И как же она ему отвечает! Такая гладкая внутри. Нежная. Горячая. И так сладко стонет. Прямо ему в губы. Юленька…
Громкий автомобильный гудок… Юля резко отпрянула. Господи, что она делает?! Целуется. Взасос. На парковке. На глазах у покидающих здание банка сотрудников. Прямо под окнами кабинета директора. Прямо в фокусе установленной на парковке камеры.
Глядя в ее огромные потрясенные глаза, Глеб понимает, какого свалял дурака. Нашел время и место. Чтобы приставать к заместителю директора банка с поцелуями. Тыльной стороной ладони оттирает губы. На руке остается бордовый след. У Юли вид тоже… весьма неаккуратный.
— Прости меня… — покаянно шепчет он. — Я не смог… удержаться…
Вот за эти слова она готова простить ему все. Достает ключи из сумочки.
— Поехали. Пока еще чего-нибудь не случилось.
Квартира у Юли шикарная. Но какая-то холодная. Белые стены. Черно-белые фотографии в черных же рамах.
— Проходи. Располагайся. Я сейчас переоденусь.

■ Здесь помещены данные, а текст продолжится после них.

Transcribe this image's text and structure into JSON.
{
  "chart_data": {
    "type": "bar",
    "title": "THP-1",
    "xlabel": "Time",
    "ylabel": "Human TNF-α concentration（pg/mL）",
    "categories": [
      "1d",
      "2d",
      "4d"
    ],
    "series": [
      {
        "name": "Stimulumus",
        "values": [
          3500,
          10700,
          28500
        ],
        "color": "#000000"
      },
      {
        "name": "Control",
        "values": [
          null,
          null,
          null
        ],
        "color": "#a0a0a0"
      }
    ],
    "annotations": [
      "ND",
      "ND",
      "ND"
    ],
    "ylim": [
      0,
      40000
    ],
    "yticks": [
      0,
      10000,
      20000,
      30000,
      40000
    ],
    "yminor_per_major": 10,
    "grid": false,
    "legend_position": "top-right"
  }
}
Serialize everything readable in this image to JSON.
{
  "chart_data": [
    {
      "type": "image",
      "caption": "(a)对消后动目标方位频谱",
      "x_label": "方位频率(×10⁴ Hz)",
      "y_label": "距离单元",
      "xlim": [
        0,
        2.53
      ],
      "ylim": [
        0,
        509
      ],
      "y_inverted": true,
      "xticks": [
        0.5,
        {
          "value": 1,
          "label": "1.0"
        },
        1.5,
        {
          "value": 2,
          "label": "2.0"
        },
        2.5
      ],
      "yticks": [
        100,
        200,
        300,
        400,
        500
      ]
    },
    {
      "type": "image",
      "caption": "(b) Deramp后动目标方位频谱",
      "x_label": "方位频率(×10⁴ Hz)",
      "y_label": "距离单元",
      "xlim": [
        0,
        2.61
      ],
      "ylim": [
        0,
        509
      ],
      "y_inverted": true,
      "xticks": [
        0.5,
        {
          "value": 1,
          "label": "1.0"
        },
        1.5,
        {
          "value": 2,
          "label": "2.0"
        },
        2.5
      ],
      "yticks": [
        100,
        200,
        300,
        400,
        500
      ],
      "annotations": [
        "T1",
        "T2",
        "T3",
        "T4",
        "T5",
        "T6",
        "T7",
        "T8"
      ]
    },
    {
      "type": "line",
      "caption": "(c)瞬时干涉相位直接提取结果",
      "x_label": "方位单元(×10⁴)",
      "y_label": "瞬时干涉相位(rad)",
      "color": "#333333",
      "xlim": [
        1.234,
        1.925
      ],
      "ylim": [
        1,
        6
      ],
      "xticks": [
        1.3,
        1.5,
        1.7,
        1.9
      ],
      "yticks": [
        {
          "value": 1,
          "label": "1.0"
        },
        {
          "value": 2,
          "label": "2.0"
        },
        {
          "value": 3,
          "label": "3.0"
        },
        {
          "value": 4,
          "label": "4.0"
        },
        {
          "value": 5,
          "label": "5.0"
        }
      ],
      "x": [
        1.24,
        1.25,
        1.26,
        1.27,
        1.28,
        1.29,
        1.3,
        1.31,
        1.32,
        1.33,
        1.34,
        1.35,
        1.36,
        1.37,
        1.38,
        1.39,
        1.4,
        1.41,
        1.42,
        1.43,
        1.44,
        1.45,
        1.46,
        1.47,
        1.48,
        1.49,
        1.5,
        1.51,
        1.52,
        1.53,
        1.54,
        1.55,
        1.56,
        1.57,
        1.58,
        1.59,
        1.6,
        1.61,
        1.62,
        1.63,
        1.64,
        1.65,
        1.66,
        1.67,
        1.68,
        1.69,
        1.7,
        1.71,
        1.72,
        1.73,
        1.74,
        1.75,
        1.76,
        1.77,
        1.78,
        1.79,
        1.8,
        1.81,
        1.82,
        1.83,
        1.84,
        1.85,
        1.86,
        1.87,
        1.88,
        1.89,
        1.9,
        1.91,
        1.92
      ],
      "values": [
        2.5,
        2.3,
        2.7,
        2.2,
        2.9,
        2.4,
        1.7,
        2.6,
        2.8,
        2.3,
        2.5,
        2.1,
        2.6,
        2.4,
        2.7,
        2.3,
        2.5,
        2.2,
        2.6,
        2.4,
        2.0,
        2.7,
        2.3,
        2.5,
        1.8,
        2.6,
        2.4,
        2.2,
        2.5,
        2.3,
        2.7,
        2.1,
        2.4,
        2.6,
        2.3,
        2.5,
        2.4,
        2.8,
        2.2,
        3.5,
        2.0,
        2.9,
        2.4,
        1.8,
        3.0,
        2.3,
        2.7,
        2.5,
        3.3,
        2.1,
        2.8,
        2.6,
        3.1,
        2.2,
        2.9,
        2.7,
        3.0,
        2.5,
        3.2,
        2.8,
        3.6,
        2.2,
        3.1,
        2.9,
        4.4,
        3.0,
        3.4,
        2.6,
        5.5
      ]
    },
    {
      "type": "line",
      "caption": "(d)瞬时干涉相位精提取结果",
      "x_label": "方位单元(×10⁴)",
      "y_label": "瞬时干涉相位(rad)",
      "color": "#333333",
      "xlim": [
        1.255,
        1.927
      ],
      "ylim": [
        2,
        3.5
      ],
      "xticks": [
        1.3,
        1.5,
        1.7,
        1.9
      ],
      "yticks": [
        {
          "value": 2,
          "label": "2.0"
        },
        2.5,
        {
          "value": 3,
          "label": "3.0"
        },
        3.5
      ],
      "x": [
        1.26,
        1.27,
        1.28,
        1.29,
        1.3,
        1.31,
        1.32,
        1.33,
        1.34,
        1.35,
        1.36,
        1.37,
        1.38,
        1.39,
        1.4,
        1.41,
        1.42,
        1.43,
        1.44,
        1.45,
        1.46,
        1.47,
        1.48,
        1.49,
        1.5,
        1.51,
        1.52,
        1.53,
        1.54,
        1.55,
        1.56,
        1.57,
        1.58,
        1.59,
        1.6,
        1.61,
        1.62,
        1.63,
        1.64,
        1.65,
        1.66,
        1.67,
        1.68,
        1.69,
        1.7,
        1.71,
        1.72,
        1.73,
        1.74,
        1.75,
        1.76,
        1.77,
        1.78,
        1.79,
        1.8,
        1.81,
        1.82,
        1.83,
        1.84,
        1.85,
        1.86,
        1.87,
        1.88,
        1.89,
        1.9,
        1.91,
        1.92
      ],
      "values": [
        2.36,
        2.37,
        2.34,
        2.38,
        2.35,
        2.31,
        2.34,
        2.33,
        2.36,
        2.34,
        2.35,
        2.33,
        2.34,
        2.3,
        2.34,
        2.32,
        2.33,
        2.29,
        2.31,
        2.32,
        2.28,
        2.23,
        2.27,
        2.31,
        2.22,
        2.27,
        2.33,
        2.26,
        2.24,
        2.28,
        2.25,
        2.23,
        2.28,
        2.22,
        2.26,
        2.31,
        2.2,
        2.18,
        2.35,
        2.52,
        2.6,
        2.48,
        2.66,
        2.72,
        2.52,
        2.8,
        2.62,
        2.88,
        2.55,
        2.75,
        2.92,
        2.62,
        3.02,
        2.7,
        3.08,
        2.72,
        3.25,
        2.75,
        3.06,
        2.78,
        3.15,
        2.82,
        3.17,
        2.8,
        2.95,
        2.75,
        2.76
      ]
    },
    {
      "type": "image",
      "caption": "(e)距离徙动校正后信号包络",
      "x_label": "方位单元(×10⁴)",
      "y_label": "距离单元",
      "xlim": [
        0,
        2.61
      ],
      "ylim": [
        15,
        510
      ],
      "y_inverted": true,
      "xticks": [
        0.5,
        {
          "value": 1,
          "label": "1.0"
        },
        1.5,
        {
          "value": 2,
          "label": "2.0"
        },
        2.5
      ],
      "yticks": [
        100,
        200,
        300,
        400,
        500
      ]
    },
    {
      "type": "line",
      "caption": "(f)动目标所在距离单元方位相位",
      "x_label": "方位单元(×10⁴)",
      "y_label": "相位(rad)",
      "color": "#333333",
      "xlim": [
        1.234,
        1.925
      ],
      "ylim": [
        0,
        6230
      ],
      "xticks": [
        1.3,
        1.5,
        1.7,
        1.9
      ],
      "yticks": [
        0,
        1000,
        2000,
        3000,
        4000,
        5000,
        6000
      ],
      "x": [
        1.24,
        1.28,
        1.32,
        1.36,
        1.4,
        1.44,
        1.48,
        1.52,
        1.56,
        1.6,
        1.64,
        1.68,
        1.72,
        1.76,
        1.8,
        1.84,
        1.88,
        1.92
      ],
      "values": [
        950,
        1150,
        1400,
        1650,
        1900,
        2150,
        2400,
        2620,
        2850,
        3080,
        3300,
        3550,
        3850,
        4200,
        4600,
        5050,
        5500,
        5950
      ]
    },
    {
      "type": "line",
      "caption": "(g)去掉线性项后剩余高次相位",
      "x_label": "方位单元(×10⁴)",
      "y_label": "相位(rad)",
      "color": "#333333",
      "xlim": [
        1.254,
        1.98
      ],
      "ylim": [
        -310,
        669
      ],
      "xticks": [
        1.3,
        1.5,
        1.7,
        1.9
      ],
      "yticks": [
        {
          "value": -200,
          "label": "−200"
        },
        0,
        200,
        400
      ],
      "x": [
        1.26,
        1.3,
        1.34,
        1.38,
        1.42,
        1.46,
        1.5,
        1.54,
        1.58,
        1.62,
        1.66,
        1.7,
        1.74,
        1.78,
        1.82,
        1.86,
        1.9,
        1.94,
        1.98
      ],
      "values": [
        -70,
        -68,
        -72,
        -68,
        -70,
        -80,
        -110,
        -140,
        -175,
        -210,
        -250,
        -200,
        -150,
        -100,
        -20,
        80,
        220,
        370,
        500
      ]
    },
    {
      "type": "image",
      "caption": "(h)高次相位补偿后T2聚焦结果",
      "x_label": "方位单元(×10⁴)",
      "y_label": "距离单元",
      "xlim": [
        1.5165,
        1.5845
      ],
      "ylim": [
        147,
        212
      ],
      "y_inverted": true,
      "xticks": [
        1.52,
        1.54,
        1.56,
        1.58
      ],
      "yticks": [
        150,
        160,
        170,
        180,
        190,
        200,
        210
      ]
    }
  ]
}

Глеб устраивается на бежевом кожаном диване. Да, Масяню бы сюда… Глебу становится неуютно. Он вспоминает свою обыкновенную панельную «однешку», до которой у него вечно не доходят руки. Недоделанный ремонт в ванной. Отвалившуюся плитку.
В комнату входит Юля. В джинсах, футболке. Волосы распущены и перекинуты на одно плечо. Губы Глеба непроизвольно растягиваются в улыбку. Ну, наконец-то…
— Поможешь мне с ужином?
— Конечно, — он встает с дивана и проходит с ней в кухонную зону. — Только поручи мне что-нибудь попроще. Почистить, порезать. А то слово «пассировать» вводит меня в глубокий ступор.
— Хорошо. Пассировать заставлять не буду, — улыбается она. Господи, хорошо-то как. Просто от того, что он рядом. — Что ты предпочитаешь?